Quand s’ajoute la franchise des cors et cordes graves, l’on décolle irrésistiblement. Le tempo retenu favorise l’apogée, même si, objectivement, on a entendu tutti davantage saillant dans l’acmé du leitmotiv du Saint Graal double forte. Malgré ces réserves, le charme opère, tout respirant une radieuse majesté. L’interprétation reste perfectible, mais pourrait rejoindre les plus grandes, tant elle arbore une authentique classe autant qu’une souveraine luminosité.
Foin d’effets racoleurs, dans cette conception éminemment résolue, constamment musicale
Une rapide mise au point historique n’a rien d’inutile s’agissant des concertos de Franz Liszt.
Outre ses diverses autres créations pour piano et orchestre, rappelons qu’il nous laisse trois partitions portant l’appellation de concerto. Car, au-delà des deux universellement diffusés, mentionnons l’existence d’un initial Concerto en Mi bémol Majeur – redécouvert seulement en 1988, et que l’on devrait dénommer “N°0” – écrit au terme de l’idylle vécue avec Marie d’Agoult à Genève, soit en 18361. Dans la même tonalité, le dénommé par lui « Concerto N°1 » fut créé par son auteur en 1855, sous la direction d’Hector Berlioz, à Weimar. Ville où le Concerto N°2 en La Majeur, qui nous occupe ce soir, voit également le jour, le 7 janvier 1857, Liszt dirigeant son élève Hans Bronsart von Schellendorff au clavier. Le plan en un seul jet, où l’on distingue seulement des parties – non des mouvements véritables – s’articule sur un monothématisme dont les métamorphoses inouïes renouvellent perpétuellement le sujet.
Dès l’énoncé du thème, l’on ressent une franche implication de l’orchestre. Celle du pianiste exige ici une parure musclée mais sans excès ni débordements, car la puissance doit toujours rester soumise au contrôle. Kirill Gerstein possède les deux vertus. Soutenu par des cordes d’opulente étoffe, il impose une vision à la fois maitrisée et délicate de l’introduction, avec une constante attention à ses partenaires, tandis que le chef saisit parfaitement les enjeux dans ces pages de dimension symphonique, ponctuées de phases chambristes (saillant concours de Nicolas Hartmann au violoncelle solo, auquel succèdent des flûtes enchanteresses !).
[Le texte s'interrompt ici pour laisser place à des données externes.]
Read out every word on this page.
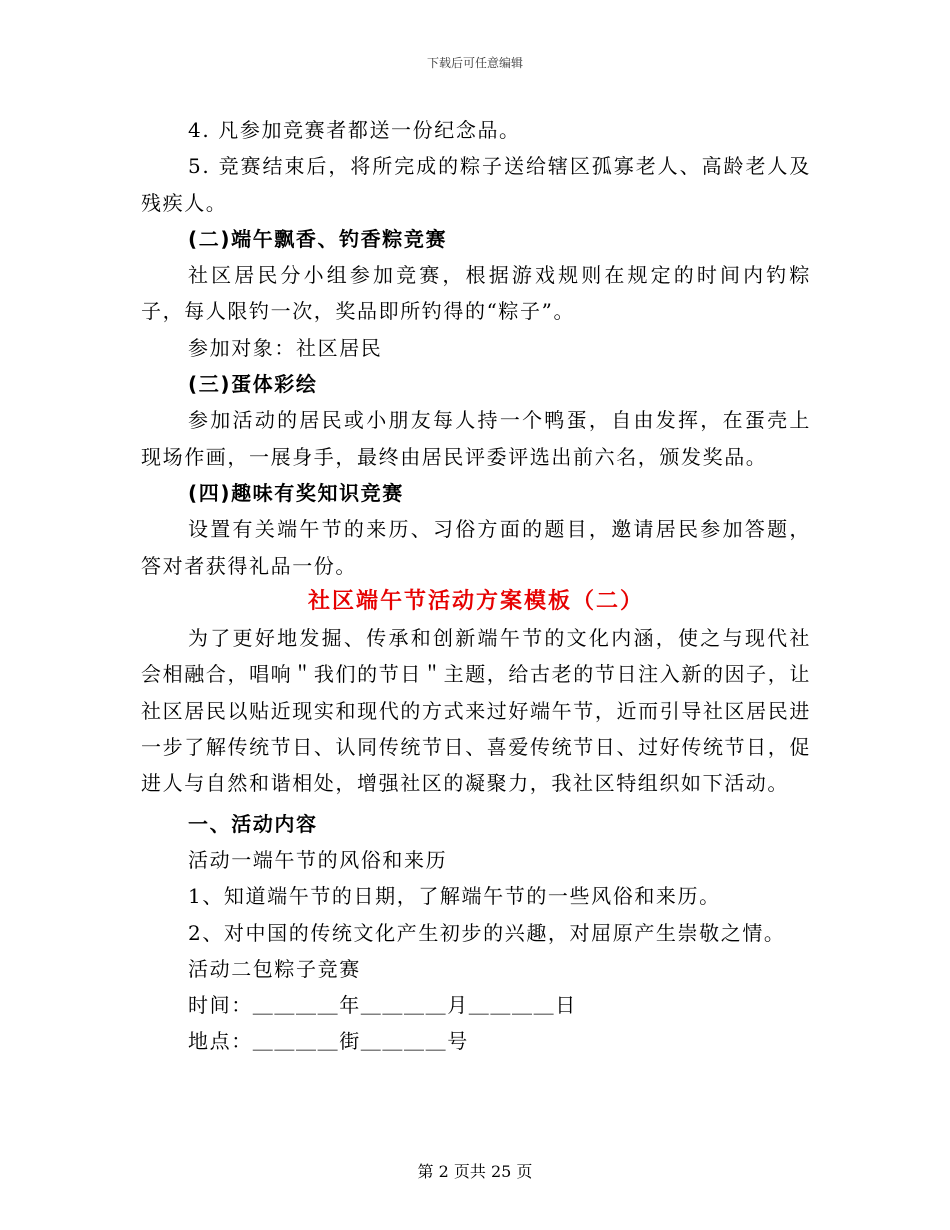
下载后可任意编辑

4. 凡参加竞赛者都送一份纪念品。

5. 竞赛结束后，将所完成的粽子送给辖区孤寡老人、高龄老人及残疾人。

(二)端午飘香、钓香粽竞赛

社区居民分小组参加竞赛，根据游戏规则在规定的时间内钓粽子，每人限钓一次，奖品即所钓得的“粽子”。

参加对象：社区居民

(三)蛋体彩绘

参加活动的居民或小朋友每人持一个鸭蛋，自由发挥，在蛋壳上现场作画，一展身手，最终由居民评委评选出前六名，颁发奖品。

(四)趣味有奖知识竞赛

设置有关端午节的来历、习俗方面的题目，邀请居民参加答题，答对者获得礼品一份。

社区端午节活动方案模板（二）

为了更好地发掘、传承和创新端午节的文化内涵，使之与现代社会相融合，唱响＂我们的节日＂主题，给古老的节日注入新的因子，让社区居民以贴近现实和现代的方式来过好端午节，近而引导社区居民进一步了解传统节日、认同传统节日、喜爱传统节日、过好传统节日，促进人与自然和谐相处，增强社区的凝聚力，我社区特组织如下活动。

一、活动内容

活动一端午节的风俗和来历

1、知道端午节的日期，了解端午节的一些风俗和来历。

2、对中国的传统文化产生初步的兴趣，对屈原产生崇敬之情。

活动二包粽子竞赛

时间：＿＿＿＿年＿＿＿＿月＿＿＿＿日

地点：＿＿＿＿街＿＿＿＿号

第 2 页共 25 页
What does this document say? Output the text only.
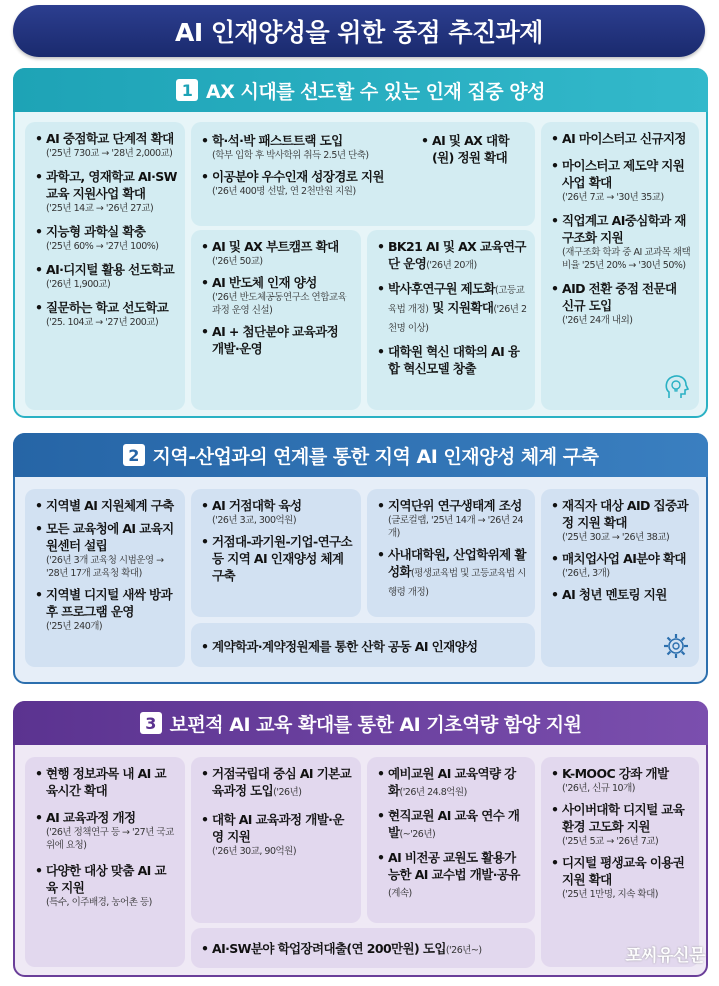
AI 인재양성을 위한 중점 추진과제
1 AX 시대를 선도할 수 있는 인재 집중 양성
• AI 중점학교 단계적 확대
('25년 730교 → '28년 2,000교)
• 과학고, 영재학교 AI·SW 교육 지원사업 확대
('25년 14교 → '26년 27교)
• 지능형 과학실 확충
('25년 60% → '27년 100%)
• AI·디지털 활용 선도학교
('26년 1,900교)
• 질문하는 학교 선도학교
('25. 104교 → '27년 200교)
• 학·석·박 패스트트랙 도입
(학부 입학 후 박사학위 취득 2.5년 단축)
• 이공분야 우수인재 성장경로 지원
('26년 400명 선발, 연 2천만원 지원)
• AI 및 AX 대학(원) 정원 확대
• AI 및 AX 부트캠프 확대
('26년 50교)
• AI 반도체 인재 양성
('26년 반도체공동연구소 연합교육과정 운영 신설)
• AI + 첨단분야 교육과정 개발·운영
• BK21 AI 및 AX 교육연구단 운영('26년 20개)
• 박사후연구원 제도화(고등교육법 개정) 및 지원확대('26년 2천명 이상)
• 대학원 혁신 대학의 AI 융합 혁신모델 창출
• AI 마이스터고 신규지정
• 마이스터고 제도약 지원사업 확대
('26년 7교 → '30년 35교)
• 직업계고 AI중심학과 재구조화 지원
(재구조화 학과 중 AI 교과목 채택 비율 '25년 20% → '30년 50%)
• AID 전환 중점 전문대 신규 도입
('26년 24개 내외)
2 지역-산업과의 연계를 통한 지역 AI 인재양성 체계 구축
• 지역별 AI 지원체계 구축
• 모든 교육청에 AI 교육지원센터 설립
('26년 3개 교육청 시범운영 → '28년 17개 교육청 확대)
• 지역별 디지털 새싹 방과후 프로그램 운영
('25년 240개)
• AI 거점대학 육성
('26년 3교, 300억원)
• 거점대-과기원-기업-연구소 등 지역 AI 인재양성 체계 구축
• 지역단위 연구생태계 조성
(글로컬랩, '25년 14개 → '26년 24개)
• 사내대학원, 산업학위제 활성화(평생교육법 및 고등교육법 시행령 개정)
• 계약학과·계약정원제를 통한 산학 공동 AI 인재양성
• 재직자 대상 AID 집중과정 지원 확대
('25년 30교 → '26년 38교)
• 매치업사업 AI분야 확대
('26년, 3개)
• AI 청년 멘토링 지원
3 보편적 AI 교육 확대를 통한 AI 기초역량 함양 지원
• 현행 정보과목 내 AI 교육시간 확대
• AI 교육과정 개정
('26년 정책연구 등 → '27년 국교위에 요청)
• 다양한 대상 맞춤 AI 교육 지원
(특수, 이주배경, 농어촌 등)
• 거점국립대 중심 AI 기본교육과정 도입('26년)
• 대학 AI 교육과정 개발·운영 지원
('26년 30교, 90억원)
• 예비교원 AI 교육역량 강화('26년 24.8억원)
• 현직교원 AI 교육 연수 개발(~'26년)
• AI 비전공 교원도 활용가능한 AI 교수법 개발·공유(계속)
• AI·SW분야 학업장려대출(연 200만원) 도입('26년~)
• K-MOOC 강좌 개발
('26년, 신규 10개)
• 사이버대학 디지털 교육환경 고도화 지원
('25년 5교 → '26년 7교)
• 디지털 평생교육 이용권 지원 확대
('25년 1만명, 지속 확대)
포씨유신문
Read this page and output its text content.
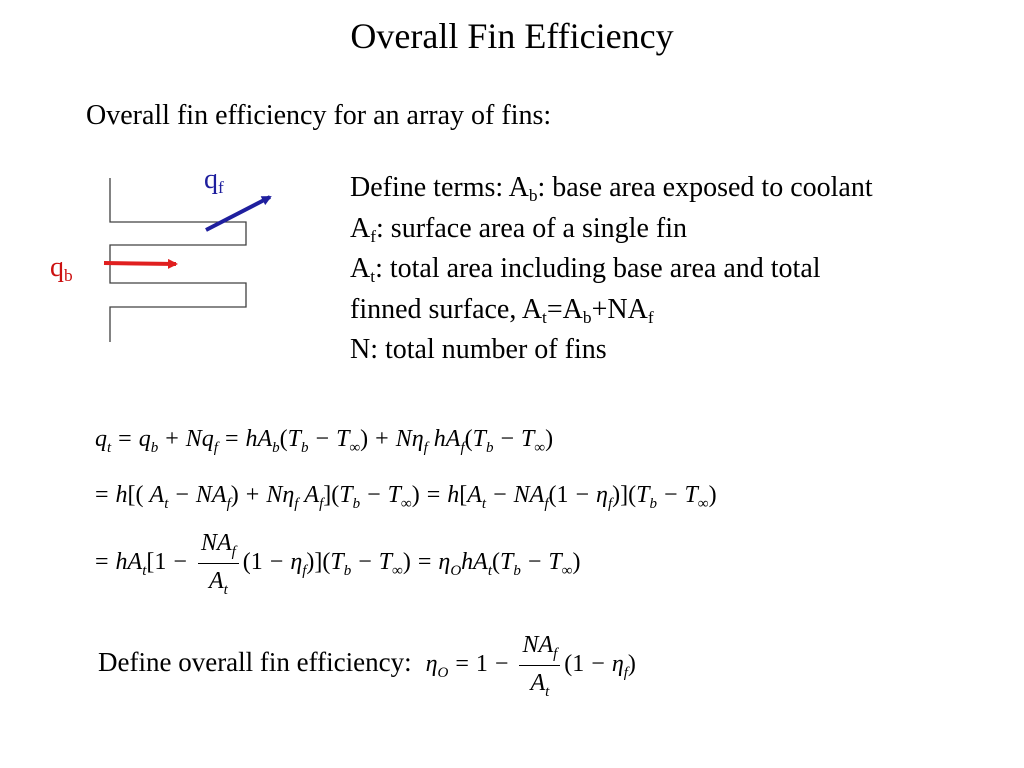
Overall Fin Efficiency
Overall fin efficiency for an array of fins:
$q_f$
$q_b$
Define terms: $A_b$: base area exposed to coolant
$A_f$: surface area of a single fin
$A_t$: total area including base area and total
finned surface, $A_t=A_b+NA_f$
N: total number of fins
$q_t = q_b + Nq_f = hA_b(T_b - T_\infty) + N\eta_f$ $hA_f(T_b - T_\infty)$
= h[( $A_t - NA_f) + N\eta_f$ $A_f](T_b - T_\infty) = h[A_t - NA_f(1 - \eta_f)](T_b - T_\infty)$
= $hA_t[1 - \frac{NA_f}{A_t} (1 - \eta_f)](T_b - T_\infty) = \eta_OhA_t(T_b - T_\infty)$
Define overall fin efficiency: $\eta_O = 1 - \frac{NA_f}{A_t} (1 - \eta_f)$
L’attaque de l’Allegro deciso (second segment de la 2ème partie) s’avère saisissante. Les courses effrénées sur le clavier n’effrayent en rien Gerstein qui, sur le plan de la difficulté vaincue, emporte l’adhésion. Tout au moins, la palette des coloris pourrait croître. À partir du Marziale et plus encore dans la strette finale, l’image d’un Méphistophélès monté sur pointes – comme dans le 3ème mouvement de la Faust Sinfonie – nous hante. Foin d’effets racoleurs, dans cette conception éminemment résolue, constamment musicale, ne versant jamais dans le travers de la monumentalité marmoréenne et qui, assurément, s’affinera avec le temps.
En généreux bis, le 2ème Intermezzo en Ré bémol Majeur de Francis Poulenc et la Valse en La bémol Majeur Opus 69 N°1 dite “l’Adieu” de Chopin, révèlent d’autres facettes d’un passionnant artiste, justement acclamé par la salle et l’ensemble des instrumentistes.
Quelle pâte sonore luxuriante, idéalement straussienne, génératrice d’extase !
À la différence des pages orchestrales de Liszt, trop délaissées céans depuis l’ère Jun Märkl, celles de Richard Strauss ponctuent régulièrement la vie de l’O.N.L. Parmi ses poèmes symphoniques, Ein Heldenleben Opus 402 exige endurance et conscience du geste pictural.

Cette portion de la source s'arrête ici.